Jimi Hendrix's estate, Experience Hendrix, LLC, has preemptively sued the estates of Noel Redding and Mitch Mitchell – bassist and drummer of The Jimi Hendrix Experience, respectively – countering any future lawsuits in which the latter estates may attempt to claim historic royalties.
The lawsuit follows a letter received in December by Sony Music – through which The Experience's music is distributed – from British attorney Lawrence Abramson, which claimed the label owed the Redding and Mitchell estates performance royalties for around 3 billion streams of the band's material.
While Abramson did not include a monetary figure for the amount to be compensated, he noted that the number for “such streaming figures and sales is estimated to be in the millions of pounds”.
He also threatened: “Ignoring this letter may lead out clients to commence proceedings against you and may increase your liability for costs.”
In response, Dorothy Weber, the lawyer acting on behalf of Experience Hendrix and Sony, filed the preemptive lawsuit in the US District Court for the Southern District of New York on Tuesday (January 18), writing: “[The] Defendants' [the Mitchell and Redding estates'] threats of suit have created a real and reasonable apprehension of liability on the part of the Plaintiffs [the Hendrix Estate and Sony Music].”
Weber's suit also claims that Redding and Mitchell both signed documents in 1973 and 1974, respectively, in which they released the Hendrix estate from legal claims and agreed not to sue the estate in the future. Both musicians were reportedly compensated for signing these. However, both the Redding and Mitchell estates claim these documents are no longer binding.
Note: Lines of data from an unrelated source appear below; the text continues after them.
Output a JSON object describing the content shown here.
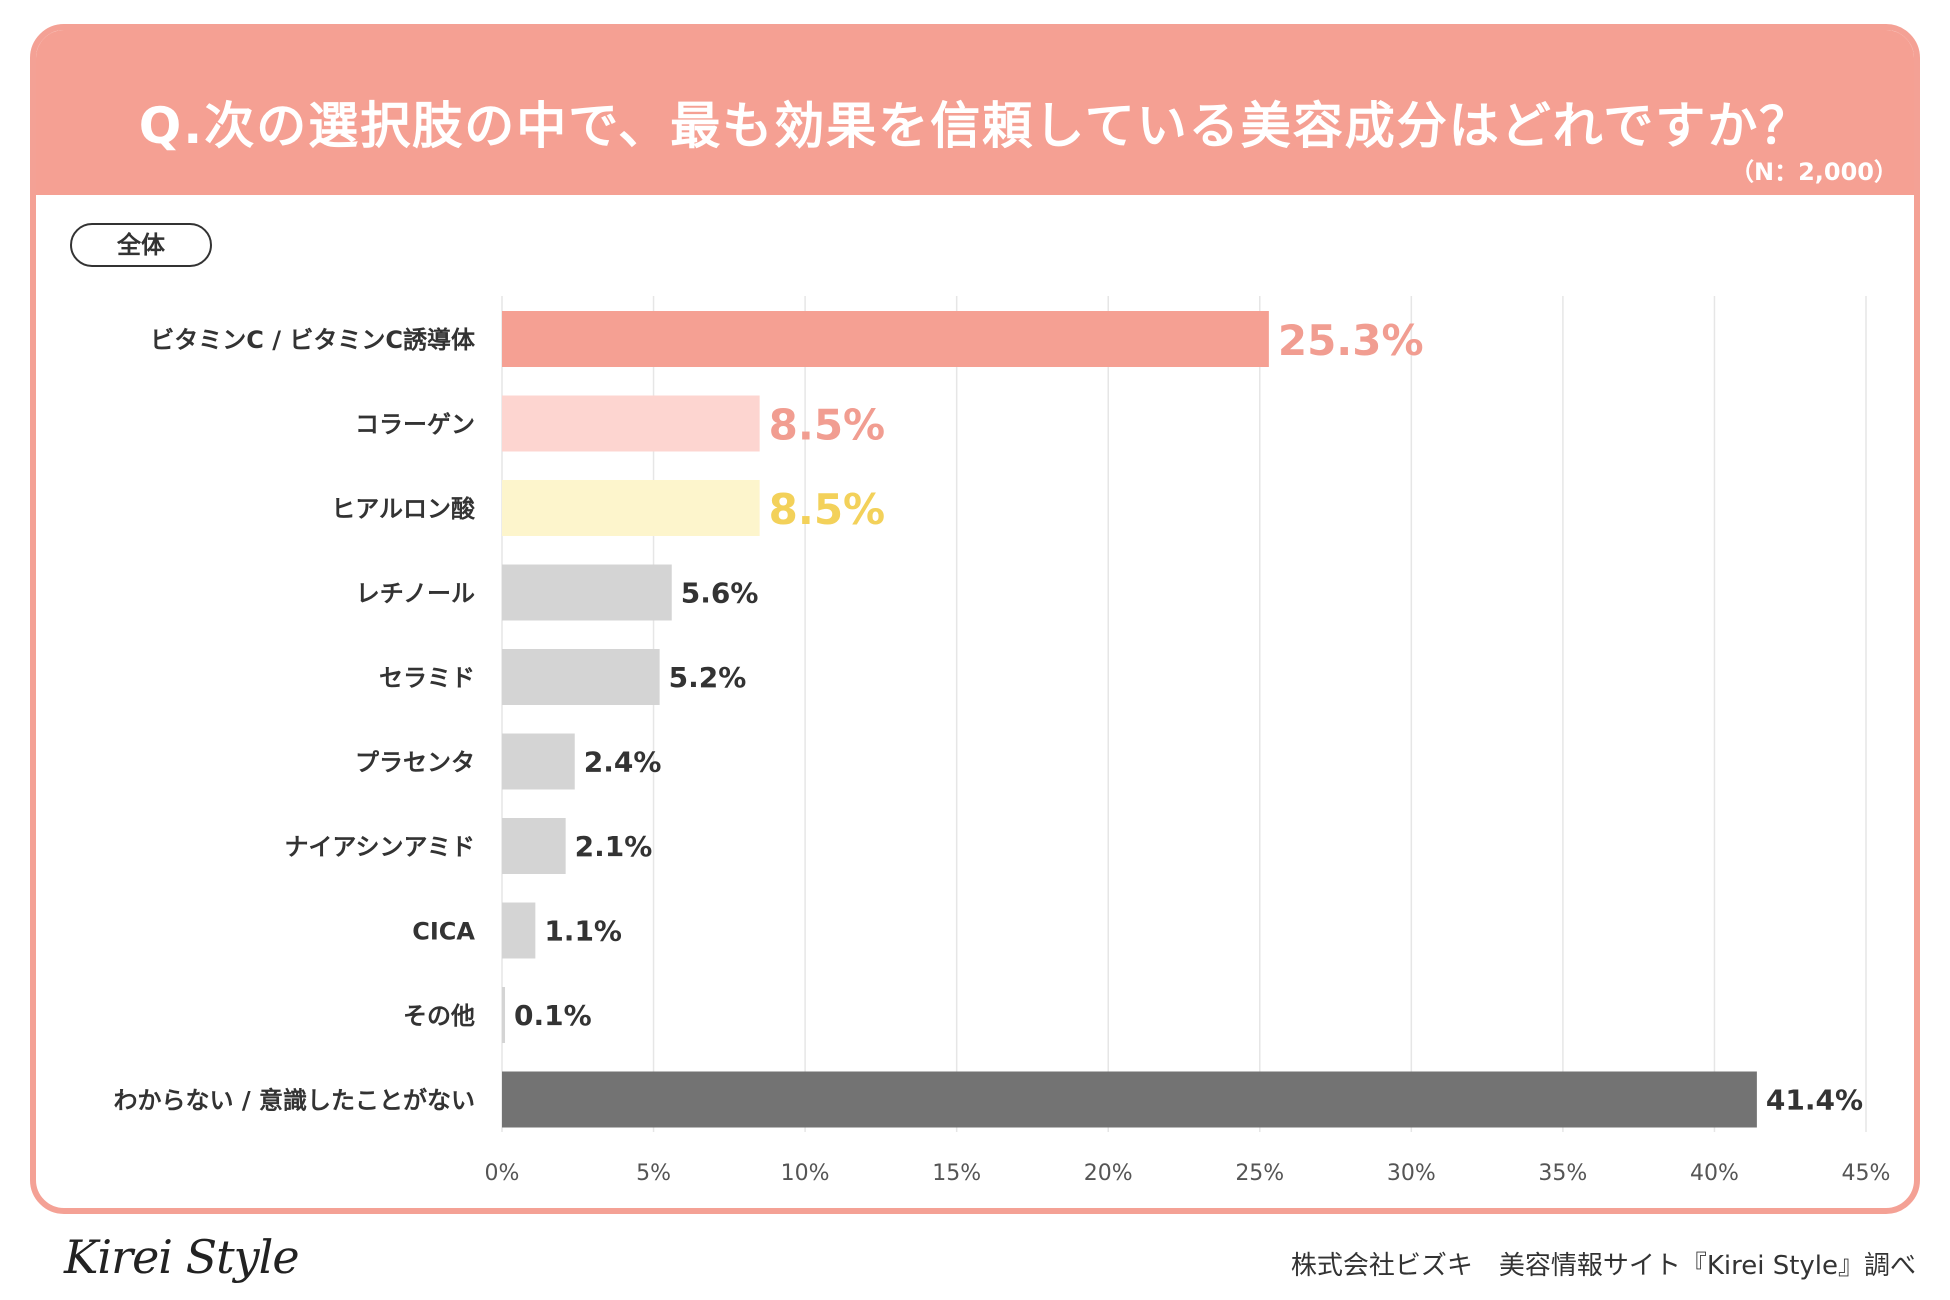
{
  "header": {
    "title": "Q.次の選択肢の中で、最も効果を信頼している美容成分はどれですか？",
    "sample": "（N：2,000）"
  },
  "segment_tag": "全体",
  "footer": {
    "logo": "Kirei Style",
    "credit": "株式会社ビズキ　美容情報サイト『Kirei Style』調べ"
  },
  "colors": {
    "accent": "#f5a093",
    "highlight_pink": "#f19d91",
    "light_pink": "#fdd5d0",
    "light_yellow": "#fdf5cc",
    "yellow_label": "#f3d15a",
    "gray_bar": "#d4d4d4",
    "dark_bar": "#737373",
    "label_text": "#333333"
  },
  "chart_data": {
    "type": "bar",
    "orientation": "horizontal",
    "title": "Q.次の選択肢の中で、最も効果を信頼している美容成分はどれですか？",
    "xlabel": "",
    "ylabel": "",
    "xlim": [
      0,
      45
    ],
    "grid": true,
    "categories": [
      "ビタミンC / ビタミンC誘導体",
      "コラーゲン",
      "ヒアルロン酸",
      "レチノール",
      "セラミド",
      "プラセンタ",
      "ナイアシンアミド",
      "CICA",
      "その他",
      "わからない / 意識したことがない"
    ],
    "values": [
      25.3,
      8.5,
      8.5,
      5.6,
      5.2,
      2.4,
      2.1,
      1.1,
      0.1,
      41.4
    ],
    "value_labels": [
      "25.3%",
      "8.5%",
      "8.5%",
      "5.6%",
      "5.2%",
      "2.4%",
      "2.1%",
      "1.1%",
      "0.1%",
      "41.4%"
    ],
    "x_ticks": [
      "0%",
      "5%",
      "10%",
      "15%",
      "20%",
      "25%",
      "30%",
      "35%",
      "40%",
      "45%"
    ],
    "tick_values": [
      0,
      5,
      10,
      15,
      20,
      25,
      30,
      35,
      40,
      45
    ],
    "bar_colors": [
      "#f5a093",
      "#fdd5d0",
      "#fdf5cc",
      "#d4d4d4",
      "#d4d4d4",
      "#d4d4d4",
      "#d4d4d4",
      "#d4d4d4",
      "#d4d4d4",
      "#737373"
    ],
    "label_colors": [
      "#f19d91",
      "#f19d91",
      "#f3d15a",
      "#333333",
      "#333333",
      "#333333",
      "#333333",
      "#333333",
      "#333333",
      "#333333"
    ],
    "label_emphasis": [
      true,
      true,
      true,
      false,
      false,
      false,
      false,
      false,
      false,
      false
    ]
  }
}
Weber added: “The threat of such suit by [the] Defendants is sufficiently immediate and real as of the date of this filing, to warrant the issuance of a declaratory judgment of ownership and non-infringement.”
Essentially, the Hendrix estate and Sony Music are seeking a judge to rule that no money is owed, that the two parties are not in any violation of any prior legal agreements or contracts, and that the documents signed by Redding and Mitchell in 1973 and 1974 are still valid.
Formed in 1966, The Jimi Hendrix Experience performed together until Redding's departure in 1969. Hendrix and Mitchell continued to work together until the Experience reunited in 1970, with Billy Cox on bass. The reunion was short-lived, however, due to the death of Hendrix in September 1970.
Upon his death, Hendrix's estate was inherited by his father, James Allen Hendrix, who created Experience Hendrix, LLC with his daughter Janie. She has run the estate since James Allen Hendrix's death in 2002.
When Redding died in 2003, he left his estate to his partner, Deborah McNaughton, who passed it to her sisters when she died. Upon his death in 2008, Mitchell left his estate to his daughter Aysha.
It is claimed by the lawyer representing Redding and Mitchell's estates that both musicians “died in relative poverty having never received their true entitlement from their works, performances, and founding membership of The Jimi Hendrix Experience”.
In Weber's lawsuit, she counters: “Neither Redding nor Mitchell ever asserted an ownership interest, or any other performers' rights, in the recordings.”